Essentially, an atmospheric inversion caused by the warmer Gulf Stream meeting the colder Labrador current made visual scanning problematic, causing the iceberg to essentially “appear out of nowhere” at almost piont-blank range, and may have caused the Titanic/California estimated distance and visual mix-up.

Now, I’m not a scientist, but if you hum a few bars, I can follow along, and I found it interesting and compelling.

The documentary was on Netflix at one point, it might still be there, and it’s worth a watch.

But at that time, they thought the opposite; e.g. the stereotypical cask of brandy on a St. Bernard’s collar. He was wrong but sincere.

This is a good place to bring up some of the physics behind “flank speed.”

A displacement hull has an upper limit to speed determined by the length at the waterline. It is exactly equal to the speed at which the wavelength of the bow wave equals the length of the ship. Attempts to exceed this speed cause power consumption to rise asymptotically with little, if any, speed increase. You are essentially trying to push the ship uphill onto the wave.

Submarines would have the same effect from the pressure wave “wake” they generate.

Planing hulls, on the other hand, use a different set of rules. the hull lifts from the water and skims on the surface. Speed is limited only by effective power. Waterskis work from the same rules.

An inexact analogy might be a starship on impulse power in Einsteinian space versus being on warp drive in hyperspace.

Indeed, it is for this reason that surfaced submarines are operationally limited to “Full” speed when surfaced. Increasing the ordered speed to “Flank” speed on the surface results in a negligible increase in speed but vastly more reactor power. It’s basically a waste of fuel.

(Submerged, the situation is different, as modern submarines with their “teardrop-shaped” hulls are primarily designed for submerged operation.)
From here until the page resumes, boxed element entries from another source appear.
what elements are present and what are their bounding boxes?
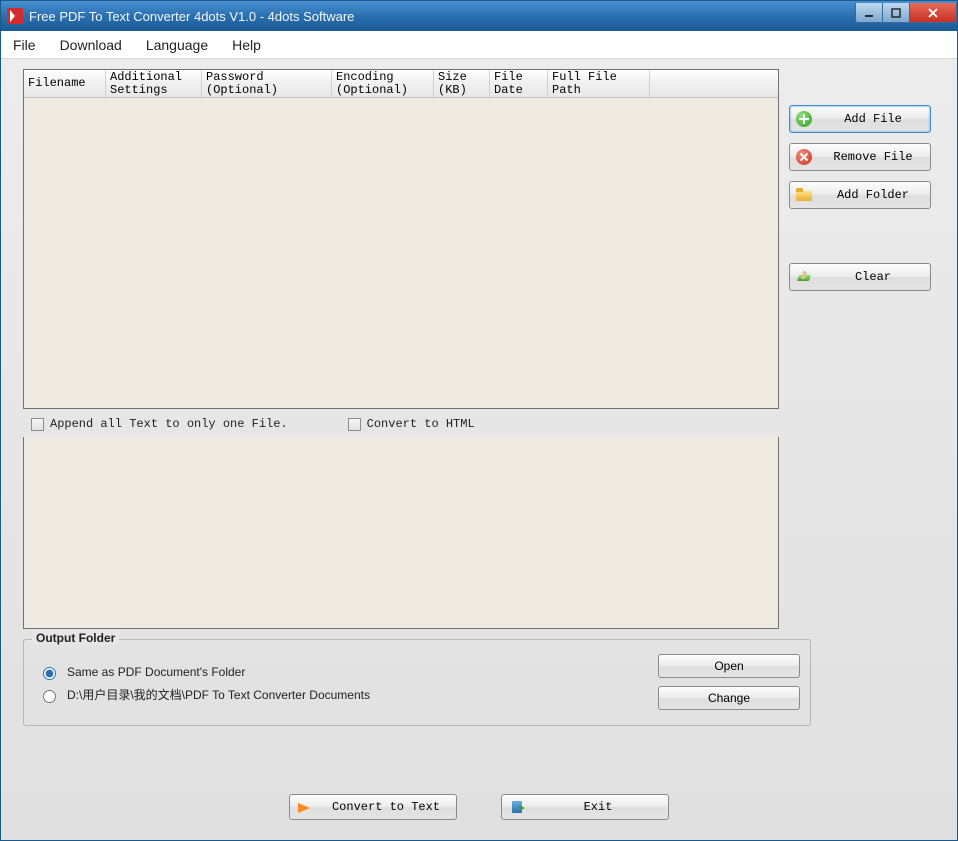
menu-download[interactable]: Download [60, 37, 122, 53]
checkbox-icon [348, 418, 361, 431]
change-label: Change [708, 691, 750, 705]
remove-file-label: Remove File [822, 150, 924, 164]
exit-label: Exit [536, 800, 660, 814]
add-file-button[interactable]: Add File [789, 105, 931, 133]
side-button-panel: Add File Remove File Add Folder Clear [789, 105, 931, 291]
remove-file-button[interactable]: Remove File [789, 143, 931, 171]
menu-file[interactable]: File [13, 37, 36, 53]
output-folder-legend: Output Folder [32, 631, 119, 645]
convert-icon [298, 799, 314, 815]
add-folder-label: Add Folder [822, 188, 924, 202]
plus-icon [796, 111, 812, 127]
menu-language[interactable]: Language [146, 37, 208, 53]
radio-same-folder[interactable] [43, 667, 56, 680]
title-bar: Free PDF To Text Converter 4dots V1.0 - … [1, 1, 957, 31]
file-grid: Filename Additional Settings Password (O… [23, 69, 779, 409]
exit-button[interactable]: Exit [501, 794, 669, 820]
convert-button[interactable]: Convert to Text [289, 794, 457, 820]
menu-help[interactable]: Help [232, 37, 261, 53]
bottom-button-bar: Convert to Text Exit [7, 794, 951, 820]
maximize-button[interactable] [882, 3, 910, 23]
col-additional-settings[interactable]: Additional Settings [106, 70, 202, 97]
menu-bar: File Download Language Help [1, 31, 957, 59]
remove-icon [796, 149, 812, 165]
add-file-label: Add File [822, 112, 924, 126]
exit-icon [510, 799, 526, 815]
col-password[interactable]: Password (Optional) [202, 70, 332, 97]
window-controls [856, 3, 957, 23]
grid-header: Filename Additional Settings Password (O… [24, 70, 778, 98]
minimize-button[interactable] [855, 3, 883, 23]
close-icon [927, 8, 939, 18]
open-label: Open [714, 659, 743, 673]
open-folder-button[interactable]: Open [658, 654, 800, 678]
output-buttons: Open Change [658, 654, 800, 710]
client-area: Filename Additional Settings Password (O… [7, 59, 951, 834]
output-folder-group: Output Folder Same as PDF Document's Fol… [23, 639, 811, 726]
maximize-icon [891, 8, 901, 18]
col-full-path[interactable]: Full File Path [548, 70, 650, 97]
minimize-icon [864, 8, 874, 18]
lower-panel [23, 437, 779, 629]
grid-body[interactable] [24, 98, 778, 408]
col-spacer [650, 70, 778, 97]
append-all-label: Append all Text to only one File. [50, 417, 288, 431]
close-button[interactable] [909, 3, 957, 23]
col-filename[interactable]: Filename [24, 70, 106, 97]
same-folder-label: Same as PDF Document's Folder [67, 665, 245, 679]
convert-html-checkbox[interactable]: Convert to HTML [348, 417, 475, 431]
clear-button[interactable]: Clear [789, 263, 931, 291]
folder-icon [796, 187, 812, 203]
convert-html-label: Convert to HTML [367, 417, 475, 431]
convert-label: Convert to Text [324, 800, 448, 814]
clear-label: Clear [822, 270, 924, 284]
options-row: Append all Text to only one File. Conver… [31, 417, 475, 431]
col-encoding[interactable]: Encoding (Optional) [332, 70, 434, 97]
col-file-date[interactable]: File Date [490, 70, 548, 97]
append-all-checkbox[interactable]: Append all Text to only one File. [31, 417, 288, 431]
radio-custom-folder[interactable] [43, 690, 56, 703]
col-size[interactable]: Size (KB) [434, 70, 490, 97]
checkbox-icon [31, 418, 44, 431]
window-title: Free PDF To Text Converter 4dots V1.0 - … [29, 9, 856, 24]
app-icon [7, 8, 23, 24]
add-folder-button[interactable]: Add Folder [789, 181, 931, 209]
change-folder-button[interactable]: Change [658, 686, 800, 710]
app-window: Free PDF To Text Converter 4dots V1.0 - … [0, 0, 958, 841]
clear-icon [796, 269, 812, 285]
custom-folder-label: D:\用户目录\我的文档\PDF To Text Converter Docum… [67, 686, 370, 703]
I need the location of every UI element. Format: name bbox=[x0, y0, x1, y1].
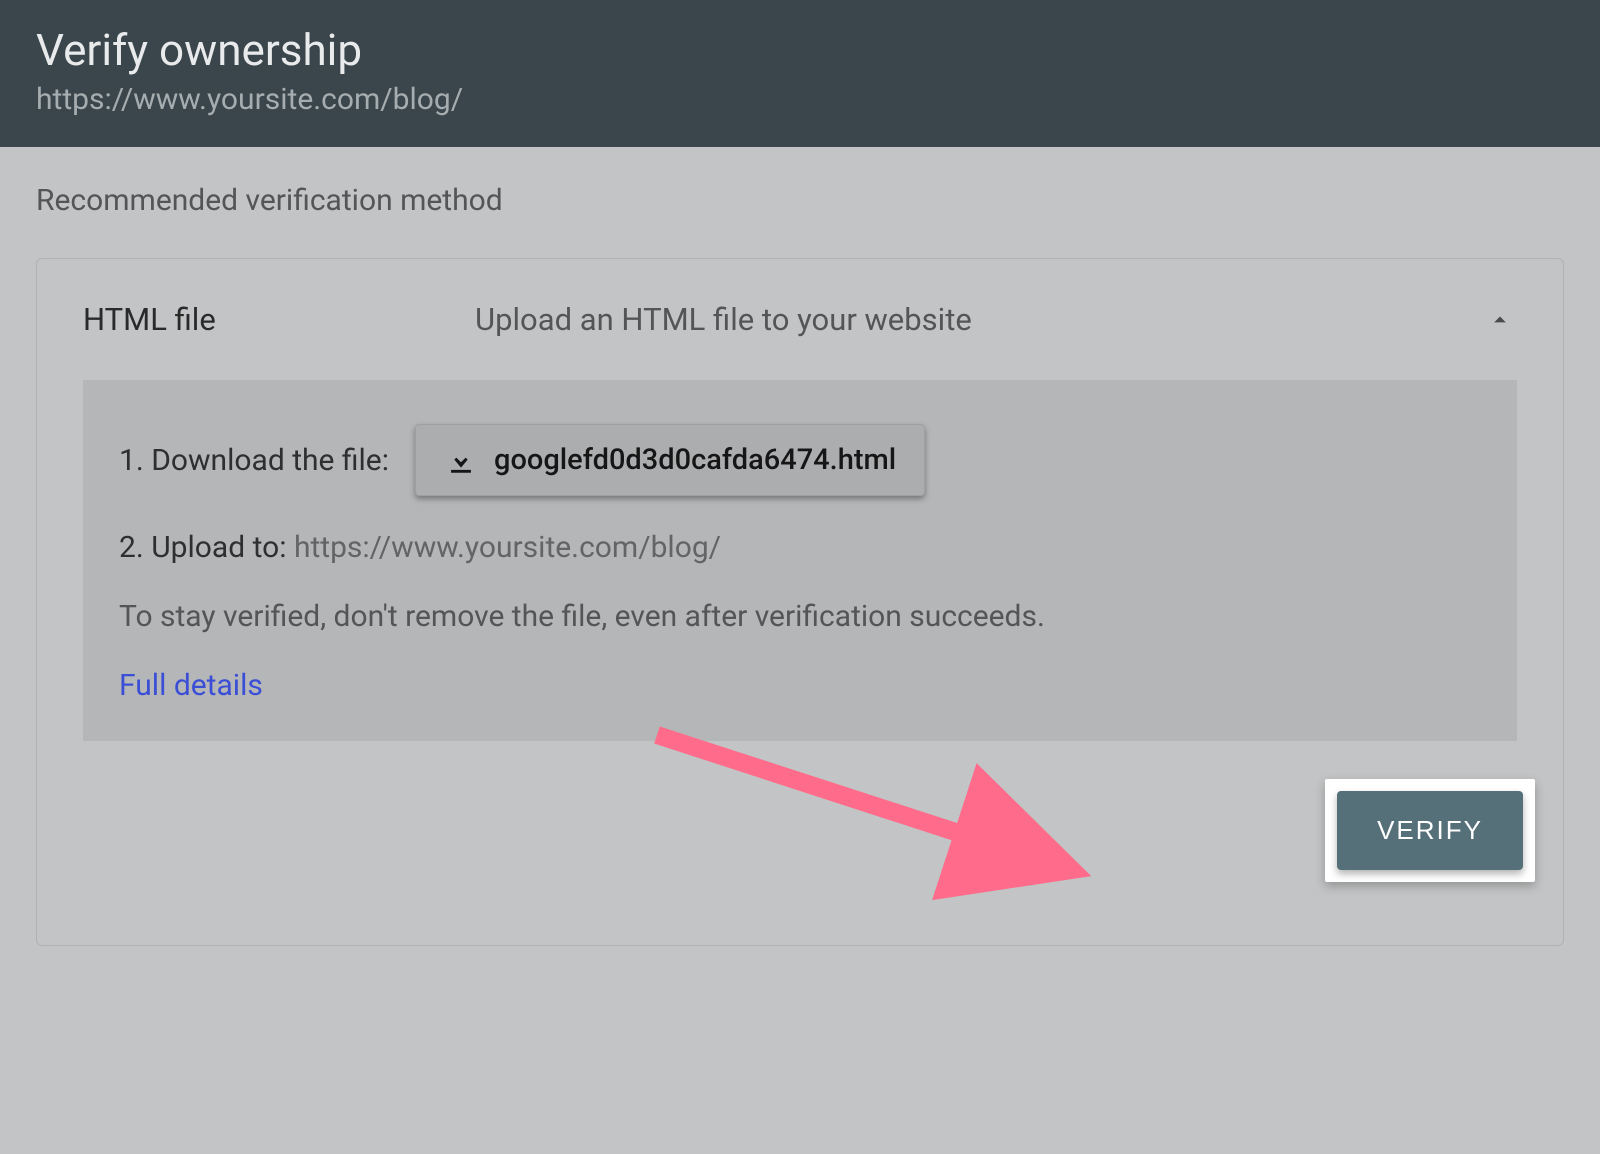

Deceptive visual conditions undoubtedly played a part, but the main reason the iceberg wasn’t spotted earlier was the calm sea—there were no breakers around its base, which would have provided at least some illumination. Also, one of the lookouts (Frederick Fleet, IIRC) testifed that had they been equipped with binoculars, they could probably have seen it a bit earlier. The *Titanic *officers’ failure to supply the lookouts in the crow’s nest with binoculars was never satisfactorily explained.

It should also be noted that the Californian’s “warning” thirty minutes prior to the collision was never identifed as such, and WO Operator Jack Phillips probably took it it as ship-to-ship chit-chat. A proper warning would have required Phillips to acknowledge receipt and pass it on to the bridge at once. However, nothing can justify Captain Lord’s failure to rouse his own radioman after being informed that a ship was firing rockets in the night.

It’s hard to believe, but Captain Smith actually ordered another boiler to be put on line Sunday evening, bringing the ship’s speed up to 24 knots for the first (and only) time. It’s been speculated that he wanted to get out of the ice zone as quickly as possible. He also ordered that they proceed at full speed for several minutes after striking the iceberg; no one has ever been able to explain why.

The attempt to “port around” the iceberg by swinging the ship’s bow one way and its stern another failed in part because the central propeller shut down, depriving the rudder of its slipstream and making it harder to steer. In addition, Titanic’s sea trials had been completely inadequate—no one really knew how well a ship that big could maneuver.

If memory serves, isn’t this part of the reason for the traditional long-and-narrow shape of cruiser hulls? They were built for speed, and that’s a good way to optimize for speed. Unless I’m badly mistaken.

He was a time traveler preserving the timeline by making sure the Titanic sunk. :stuck_out_tongue:

Nit Pick warning.
Captain Smith would not have had the authority to “order another boiler to be put on line”. He would have had the authority to order enough turns to make 24 knots. The Chief Engineer would then make the decision if another boiler would be necessary.